Notably, the raft.Term field by default has no straightforward relation to term in (1) and (2). In the Leader state, it can be used with either definition; in the Candidate state, raft.Term is a number unrelated to any entries in the log; in the Follower state, raft.Term first has no relation to the log, but eventually becomes in sync with the log (when the first append message from the leader succeeds) and can be used with (2).

This suggests that raftLog data structure (which is agnostic to the node state and election) should track a more straightforward Term that can be used in coordinate system (2) unconditionally. A sensible approach is to say that raftLog.Term is the term of the leader whose append we accepted last. This is equivalent to behaviour of Paxos acceptors in phase one - the acceptor keeps track of the term for the latest accepted proposal.

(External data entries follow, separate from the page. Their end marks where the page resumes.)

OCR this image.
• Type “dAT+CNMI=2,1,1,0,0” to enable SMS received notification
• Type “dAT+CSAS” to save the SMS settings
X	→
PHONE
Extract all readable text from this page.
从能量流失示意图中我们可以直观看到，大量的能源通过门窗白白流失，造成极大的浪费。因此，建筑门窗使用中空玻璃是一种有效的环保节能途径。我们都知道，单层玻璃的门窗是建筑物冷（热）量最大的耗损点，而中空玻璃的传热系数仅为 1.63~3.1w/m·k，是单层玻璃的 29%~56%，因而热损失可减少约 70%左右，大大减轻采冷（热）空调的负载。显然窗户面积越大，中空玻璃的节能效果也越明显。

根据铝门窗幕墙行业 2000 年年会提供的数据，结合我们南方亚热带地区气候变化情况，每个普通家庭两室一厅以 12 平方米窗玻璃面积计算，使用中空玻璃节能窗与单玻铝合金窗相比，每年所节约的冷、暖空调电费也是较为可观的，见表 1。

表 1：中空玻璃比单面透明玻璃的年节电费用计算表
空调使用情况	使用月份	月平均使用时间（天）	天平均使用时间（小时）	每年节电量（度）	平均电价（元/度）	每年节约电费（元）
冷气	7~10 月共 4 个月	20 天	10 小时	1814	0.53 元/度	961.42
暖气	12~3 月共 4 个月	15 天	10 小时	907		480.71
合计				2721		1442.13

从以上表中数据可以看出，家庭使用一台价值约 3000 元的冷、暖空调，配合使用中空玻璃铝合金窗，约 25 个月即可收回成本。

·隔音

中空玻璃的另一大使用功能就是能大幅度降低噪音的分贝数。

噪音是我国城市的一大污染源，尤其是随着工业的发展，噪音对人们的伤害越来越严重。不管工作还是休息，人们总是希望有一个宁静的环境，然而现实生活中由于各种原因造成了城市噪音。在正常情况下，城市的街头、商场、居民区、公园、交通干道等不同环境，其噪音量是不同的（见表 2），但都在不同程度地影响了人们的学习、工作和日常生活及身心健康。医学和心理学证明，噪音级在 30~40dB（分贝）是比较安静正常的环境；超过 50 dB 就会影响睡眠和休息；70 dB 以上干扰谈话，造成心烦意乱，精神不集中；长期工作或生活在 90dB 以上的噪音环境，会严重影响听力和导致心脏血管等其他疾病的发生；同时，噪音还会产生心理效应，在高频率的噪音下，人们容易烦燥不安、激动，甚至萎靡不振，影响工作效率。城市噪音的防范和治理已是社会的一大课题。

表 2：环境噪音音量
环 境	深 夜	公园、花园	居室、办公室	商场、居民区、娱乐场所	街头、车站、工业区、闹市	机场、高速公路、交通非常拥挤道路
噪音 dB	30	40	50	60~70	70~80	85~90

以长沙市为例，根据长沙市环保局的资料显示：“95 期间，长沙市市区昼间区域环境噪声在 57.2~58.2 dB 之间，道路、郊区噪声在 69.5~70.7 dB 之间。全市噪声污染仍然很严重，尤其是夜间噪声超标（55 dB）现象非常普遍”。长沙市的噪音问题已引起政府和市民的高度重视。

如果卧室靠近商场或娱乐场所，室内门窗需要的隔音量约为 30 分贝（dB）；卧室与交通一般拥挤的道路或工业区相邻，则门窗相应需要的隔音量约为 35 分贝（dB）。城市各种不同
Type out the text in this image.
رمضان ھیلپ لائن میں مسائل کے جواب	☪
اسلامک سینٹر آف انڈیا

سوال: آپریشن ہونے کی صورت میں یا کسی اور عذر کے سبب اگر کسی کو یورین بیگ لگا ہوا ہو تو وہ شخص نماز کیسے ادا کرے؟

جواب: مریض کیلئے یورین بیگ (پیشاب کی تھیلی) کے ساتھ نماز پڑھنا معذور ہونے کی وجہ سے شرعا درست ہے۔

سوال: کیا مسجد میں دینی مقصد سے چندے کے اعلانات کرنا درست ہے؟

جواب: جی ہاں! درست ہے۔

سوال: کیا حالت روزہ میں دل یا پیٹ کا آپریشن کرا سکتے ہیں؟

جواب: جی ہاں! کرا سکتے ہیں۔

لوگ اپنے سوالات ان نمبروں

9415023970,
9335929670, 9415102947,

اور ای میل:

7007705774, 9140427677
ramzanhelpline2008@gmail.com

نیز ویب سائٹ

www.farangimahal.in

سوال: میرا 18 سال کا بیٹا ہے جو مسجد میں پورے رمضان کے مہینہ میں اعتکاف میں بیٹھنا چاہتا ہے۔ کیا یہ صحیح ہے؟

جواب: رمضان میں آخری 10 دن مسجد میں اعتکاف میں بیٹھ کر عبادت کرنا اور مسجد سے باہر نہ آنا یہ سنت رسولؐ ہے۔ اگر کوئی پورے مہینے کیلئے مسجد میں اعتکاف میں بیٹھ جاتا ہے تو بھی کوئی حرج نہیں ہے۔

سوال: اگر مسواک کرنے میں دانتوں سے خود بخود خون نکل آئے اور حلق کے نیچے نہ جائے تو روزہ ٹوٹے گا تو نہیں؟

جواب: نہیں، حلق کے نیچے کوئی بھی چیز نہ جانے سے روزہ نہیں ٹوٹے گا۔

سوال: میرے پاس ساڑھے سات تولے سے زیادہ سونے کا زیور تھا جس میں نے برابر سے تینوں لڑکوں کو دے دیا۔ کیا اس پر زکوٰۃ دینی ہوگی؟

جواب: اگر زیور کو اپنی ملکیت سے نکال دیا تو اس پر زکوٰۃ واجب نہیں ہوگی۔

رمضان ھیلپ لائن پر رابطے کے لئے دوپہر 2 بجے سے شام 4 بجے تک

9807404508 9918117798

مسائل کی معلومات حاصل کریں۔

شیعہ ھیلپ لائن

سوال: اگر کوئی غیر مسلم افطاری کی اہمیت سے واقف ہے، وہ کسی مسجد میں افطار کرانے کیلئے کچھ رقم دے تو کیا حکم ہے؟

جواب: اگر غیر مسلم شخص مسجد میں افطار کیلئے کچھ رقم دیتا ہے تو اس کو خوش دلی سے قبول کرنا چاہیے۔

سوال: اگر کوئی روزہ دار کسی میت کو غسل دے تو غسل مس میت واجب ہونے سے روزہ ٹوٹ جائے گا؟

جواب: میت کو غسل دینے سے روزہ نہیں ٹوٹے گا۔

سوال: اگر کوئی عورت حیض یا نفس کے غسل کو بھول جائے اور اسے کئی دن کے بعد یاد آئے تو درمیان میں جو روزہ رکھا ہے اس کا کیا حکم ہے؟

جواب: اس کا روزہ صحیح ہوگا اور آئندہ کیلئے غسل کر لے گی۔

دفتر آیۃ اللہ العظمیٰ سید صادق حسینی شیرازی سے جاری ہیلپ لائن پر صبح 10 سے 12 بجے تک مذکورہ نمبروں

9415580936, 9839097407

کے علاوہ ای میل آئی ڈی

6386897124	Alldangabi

In raft world, the raftLog is the equivalent of a Paxos acceptor.

Currently, the raft.Term field plays two roles:

  1. The term for which an election is underway or already completed.
  2. The upper bound for the last accepted append term. I.e. raft.Term >= raftLog.Term at all times.

(2) makes it safe to use raft.Term as a substitute for the raftLog.Term for some safety checks. For example: the raftLog must reject appends coming from leaders < raftLog.Term. However, we currently reject terms < raft.Term, which is a superset of < raftLog.Term. We may reject appends unnecessarily (when raft.Term > raftLog.Term), but we will never accept an append incorrectly, so this is safe.